Estas ecuaciones morales también van a tener una enorme trascendencia económica. ¿Podrán los usuarios conocer los algoritmos introducidos por los ingenieros al diseñar el coche autónomo? ¿Qué ocurrirá si descubren que está diseñado para priorizar siempre la vida de los otros usuarios de la vía frente a la propia del ocupante? ¿Seguirán comprándolo? Es posible, incluso, que algunos compradores quieran ‘participar' en el diseño del software trasladando a la máquina sus propias convicciones morales. El comprador podría, por ejemplo, priorizar la salvación de las mascotas frente a las personas si es un firme defensor del animalismo. Incluso podría programarse un comportamiento diferente del coche autónomo en función de si se encontrase en un barrio rico o en uno desfavorecido priorizando unas u otras víctimas en función de sus convicciones morales.

Los desacuerdos sobre cuestiones morales constituyen la esencia de una sociedad democrática.

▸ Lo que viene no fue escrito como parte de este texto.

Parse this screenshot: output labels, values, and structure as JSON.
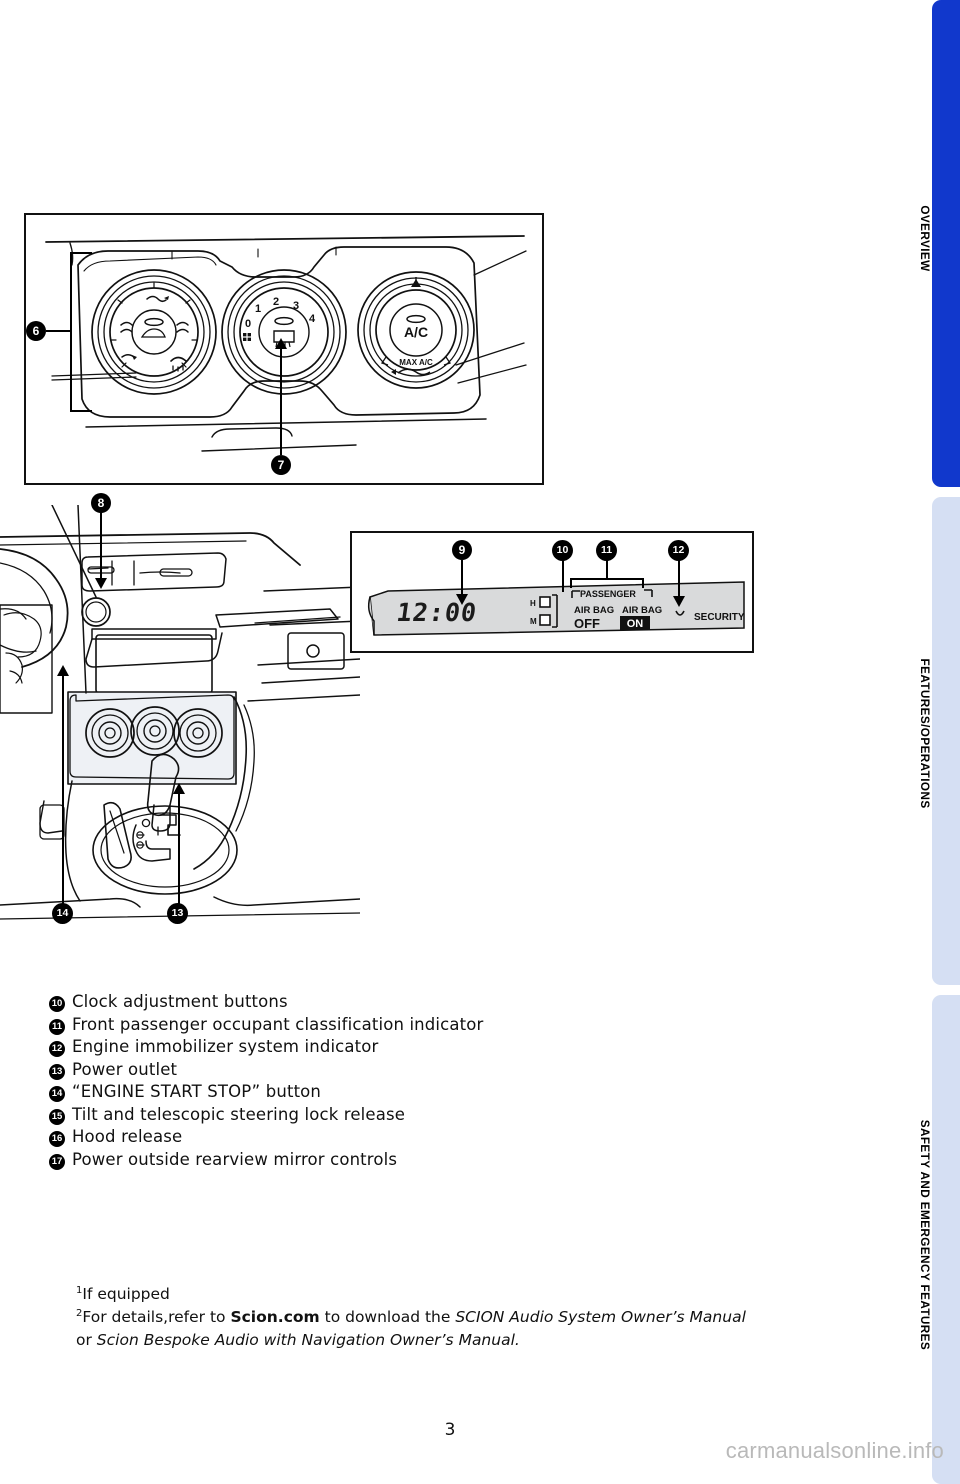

Cuando trasladamos estos dilemas morales –en los que influye nuestra concepción sobre el bienestar, la libertad y la justicia- a los coches autónomos, estamos en realidad respondiendo a una difícil pregunta: ¿quién debe morir? El desafío que representa el desarrollo de la inteligencia artificial es que, por primera vez en la historia, estamos a punto de definir en un algoritmo qué es correcto y qué es incorrecto. Quizá sea el momento de recordar aquellas palabras que, hace ya más de cuarenta años, dijo Marvin Mansky: «Cuando los ordenadores tomen el control, puede que no lo recuperemos. Sobreviviremos según su capricho. Con suerte, decidirán mantenernos como mascotas».